Критический момент для него наступил в тот день, когда Фрэнк был арестован по обвинению в присвоении чужих средств. От Фрэнка, который получал сведения от Стэджера, старик заранее знал об этом. Он собрался с силами, чтобы отправиться в банк, но для него это было все равно что волочить ноги в кандалах. После бессонной ночи он написал прошение об отставке на имя Фривэна Кэссона, председателя совета директоров банка, чтобы быть готовым сразу же вручить его. При виде этого документа Кэссон, коренастый, хорошо сложенный, привлекательный мужчина лет пятидесяти, вздохнул с облегчением.

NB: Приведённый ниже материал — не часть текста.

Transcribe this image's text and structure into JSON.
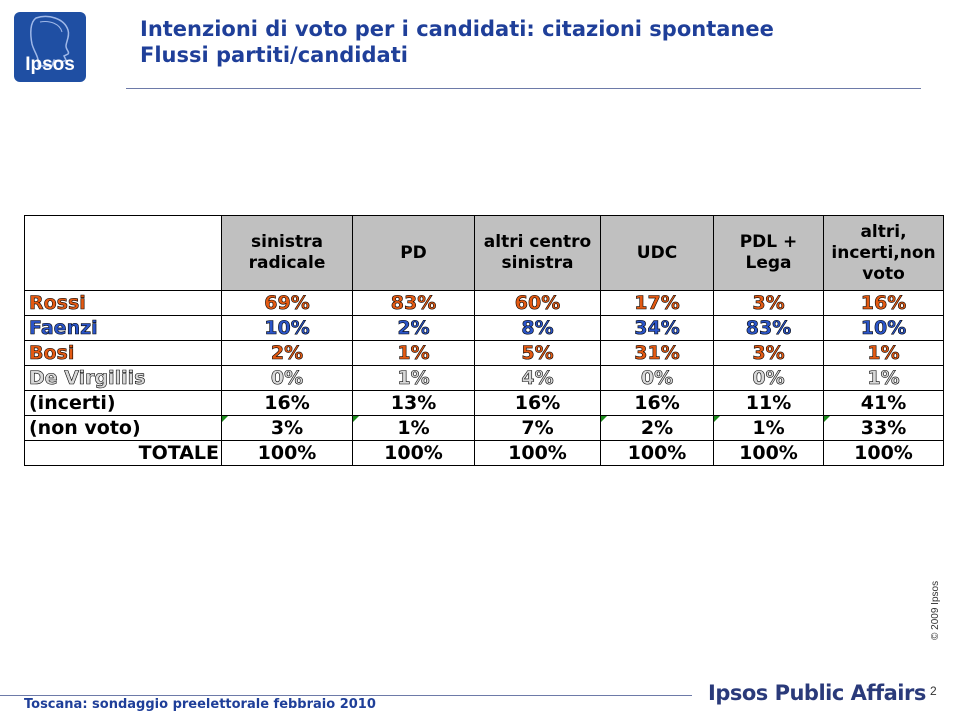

– Я знаю, как это тяжело, мистер Каупервуд, – сочувственно произнес он. – Мы, – я говорю от лица остальных членов совета – мы тяжело переживаем неудачное положение, в котором вы оказались. Нам хорошо известно, как ваш сын оказался вовлеченным в эту ситуацию. Он не единственный банкир, принимавший участие в делах города. Эта система существует уже давно. Все мы высоко ценим услуги, которые вы оказали нашему учреждению за последние тридцать пять лет. Если бы существовал какой-то способ, мы бы с радостью помогли вам преодолеть нынешние затруднения, но, будучи банкиром, вы должны понимать, что у нас нет такой возможности. Дела находятся в полном беспорядке. Если бы положение выправилось, если бы мы знали, как скоро это случится… – Он выдержал паузу, так как полагал, что должен воздержаться от заверений, как ему или банку жаль расставаться с мистером Каупервудом столь прискорбным образом. Мистер Каупервуд сам мог высказаться по этому поводу.

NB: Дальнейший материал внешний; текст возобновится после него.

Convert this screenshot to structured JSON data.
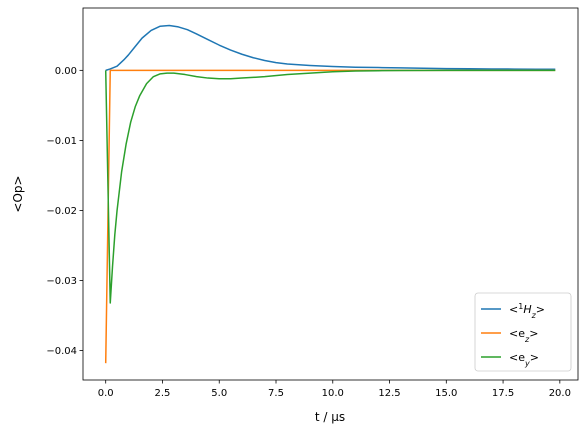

Во время этой речи Каупервуд-старший изо всех сил старался сохранить самообладание для достойного ответа. Он высморкался в большой белый носовой платок, выпрямился в кресле и спокойно положил руки на стол. Он испытывал мучительную душевную боль.

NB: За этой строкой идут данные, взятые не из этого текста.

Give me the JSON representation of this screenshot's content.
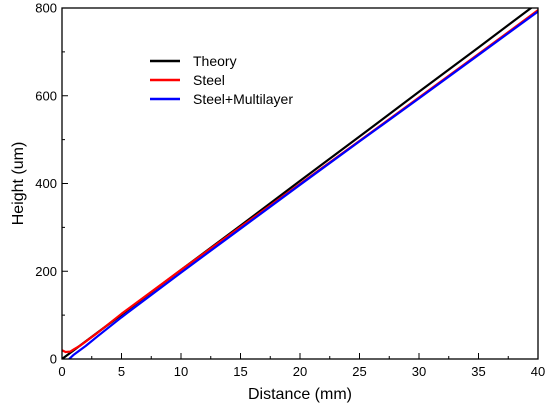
{
  "chart_data": {
    "type": "line",
    "title": "",
    "xlabel": "Distance (mm)",
    "ylabel": "Height (um)",
    "xlim": [
      0,
      40
    ],
    "ylim": [
      0,
      800
    ],
    "xticks": [
      0,
      5,
      10,
      15,
      20,
      25,
      30,
      35,
      40
    ],
    "yticks": [
      0,
      200,
      400,
      600,
      800
    ],
    "grid": false,
    "legend": "top-left",
    "series": [
      {
        "name": "Theory",
        "color": "#000000",
        "x": [
          0,
          5,
          10,
          15,
          20,
          25,
          30,
          35,
          40
        ],
        "y": [
          0,
          101,
          203,
          304,
          406,
          507,
          609,
          710,
          812
        ]
      },
      {
        "name": "Steel",
        "color": "#ff0000",
        "x": [
          0,
          0.3,
          0.7,
          1,
          1.5,
          2,
          3,
          5,
          10,
          15,
          20,
          25,
          30,
          35,
          40
        ],
        "y": [
          20,
          16,
          17,
          22,
          30,
          40,
          60,
          103,
          203,
          301,
          399,
          497,
          596,
          695,
          795
        ]
      },
      {
        "name": "Steel+Multilayer",
        "color": "#0000ff",
        "x": [
          0.6,
          1,
          1.5,
          2,
          3,
          5,
          10,
          15,
          20,
          25,
          30,
          35,
          40
        ],
        "y": [
          0,
          10,
          20,
          30,
          52,
          95,
          197,
          297,
          397,
          496,
          594,
          693,
          792
        ]
      }
    ]
  }
}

– Я не могу этого вынести! – внезапно воскликнул он. – Пожалуйста, оставьте меня одного!
Кэссон, безупречно элегантный, встал и ненадолго вышел из комнаты. Он прекрасно понимал остроту момента и напряжение чувств, свидетелем которого ему довелось стать. В тот момент, когда дверь закрылась, Каупервуд-старший уронил голову на руки и содрогнулся всем телом.
– Никогда не думал, что дойду до этого, – прошептал он. – Просто не мог подумать.